To the way the ideas within the academy of architecture more broadly shaped the degree program. Writing about the work of Professor Jennifer Taylor (1935-2015) and her 1972 book Australian Identity: Houses for Sydney 1953-63, Catherine Lassen says;

“In good architecture, absolutely, there’s an internalising of the questions, and those things are up for grabs”.

Catherine Lassen


Andrew Leach is Professor of Architecture at the University of Sydney. He writes on contemporary issues in the fields of architectural history, theory and criticism. His books include Manfredo Tafuri (2007), What is Architectural History? (2010) and Rome (2016), and include the edited collections Shifting Views (2008), Architecture, Disciplinarity and the Arts (2009), The Baroque in Architectural Culture, 1880-1980 (2015), Off the Plan (2016) and On Discomfort (2016). He has held two fellowships the Australian Research Council, and grants from the FWO (Flanders). Current work concerns the historiography of mannerism and the baroque over the long twentieth century, the recent history of architectural theory, the architecture and infrastructure of the early colonial Tasman world, and the urban and architectural history of the Gold Coast.

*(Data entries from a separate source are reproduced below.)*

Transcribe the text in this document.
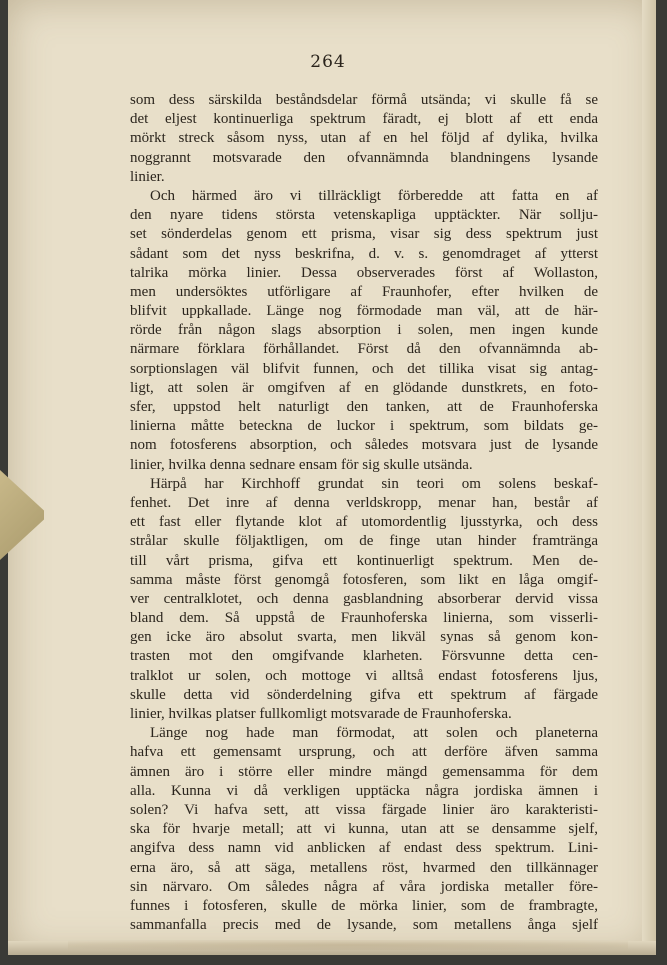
264
som dess särskilda beståndsdelar förmå utsända; vi skulle få se
det eljest kontinuerliga spektrum färadt, ej blott af ett enda
mörkt streck såsom nyss, utan af en hel följd af dylika, hvilka
noggrannt motsvarade den ofvannämnda blandningens lysande
linier.
Och härmed äro vi tillräckligt förberedde att fatta en af
den nyare tidens största vetenskapliga upptäckter. När sollju-
set sönderdelas genom ett prisma, visar sig dess spektrum just
sådant som det nyss beskrifna, d. v. s. genomdraget af ytterst
talrika mörka linier. Dessa observerades först af Wollaston,
men undersöktes utförligare af Fraunhofer, efter hvilken de
blifvit uppkallade. Länge nog förmodade man väl, att de här-
rörde från någon slags absorption i solen, men ingen kunde
närmare förklara förhållandet. Först då den ofvannämnda ab-
sorptionslagen väl blifvit funnen, och det tillika visat sig antag-
ligt, att solen är omgifven af en glödande dunstkrets, en foto-
sfer, uppstod helt naturligt den tanken, att de Fraunhoferska
linierna måtte beteckna de luckor i spektrum, som bildats ge-
nom fotosferens absorption, och således motsvara just de lysande
linier, hvilka denna sednare ensam för sig skulle utsända.
Härpå har Kirchhoff grundat sin teori om solens beskaf-
fenhet. Det inre af denna verldskropp, menar han, består af
ett fast eller flytande klot af utomordentlig ljusstyrka, och dess
strålar skulle följaktligen, om de finge utan hinder framtränga
till vårt prisma, gifva ett kontinuerligt spektrum. Men de-
samma måste först genomgå fotosferen, som likt en låga omgif-
ver centralklotet, och denna gasblandning absorberar dervid vissa
bland dem. Så uppstå de Fraunhoferska linierna, som visserli-
gen icke äro absolut svarta, men likväl synas så genom kon-
trasten mot den omgifvande klarheten. Försvunne detta cen-
tralklot ur solen, och mottoge vi alltså endast fotosferens ljus,
skulle detta vid sönderdelning gifva ett spektrum af färgade
linier, hvilkas platser fullkomligt motsvarade de Fraunhoferska.
Länge nog hade man förmodat, att solen och planeterna
hafva ett gemensamt ursprung, och att derföre äfven samma
ämnen äro i större eller mindre mängd gemensamma för dem
alla. Kunna vi då verkligen upptäcka några jordiska ämnen i
solen? Vi hafva sett, att vissa färgade linier äro karakteristi-
ska för hvarje metall; att vi kunna, utan att se densamme sjelf,
angifva dess namn vid anblicken af endast dess spektrum. Lini-
erna äro, så att säga, metallens röst, hvarmed den tillkännager
sin närvaro. Om således några af våra jordiska metaller före-
funnes i fotosferen, skulle de mörka linier, som de frambragte,
sammanfalla precis med de lysande, som metallens ånga sjelf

Lee Stickells is Associate Professor in the Faculty of Architecture, Design and Planning. He teaches across the areas of architectural design, urban design and the architectural humanities. Lee’s overarching research interest is in connecting architectural experimentation to broader socio-cultural and technological transformations. He focuses particularly on alternative practices in architectural and environmental design from the 1960s onward, which have tended to challenge conventional disciplinary models – rethinking and reconfiguring mainstream education, professional practice, and capital-intensive production.

Daniel Ryan is an historian of architectural science and architecture in the tropics, focusing on Australasia and the Pacific. He is particularly interested in the changing environmental role of the house and its technologies during the twentieth century. His current doctoral research explores the translation of climatic ideas from tropical medicine to architecture and their entanglement with colonial politics. He also writes about Eileen Gray’s approach to climate and occasionally lectures about the conservation of her architecture. As a teacher primarily of sustainable design, Daniel Ryan challenges students to question the prevailing understanding of technical performance. His teaching pushes students to consider the possible experiences that technology can offer. He also is interested in the role of assessment in driving learning and is part of the University of Sydney’s assessment scholars’ network.

Catherine Lassen is an architect and Senior Lecturer in Architecture at the University of Sydney. Her research and teaching interests span modern Australian architectural history and contemporary representation and practice. She recently designed site-specific furniture pieces for art works by Yoko Ono, such as Play it by Trust, part of a major retrospective on the artist’s work held at the MCA Sydney. She co-authored a book on the architect Hugh Buhrich (House, Garry Anderson Gallery, 1991) also preparing large measured drawings for an exhibition on his work. Co-teaching with Glenn Murcutt for many years, in 2008 she co-curated a major international exhibition on his disciplinary approach (Thinking Drawing / Working Drawing) at Gallery Ma, Tokyo and co-authored the associated monographs. Her architectural work has been awarded, published and exhibited in Australia and internationally.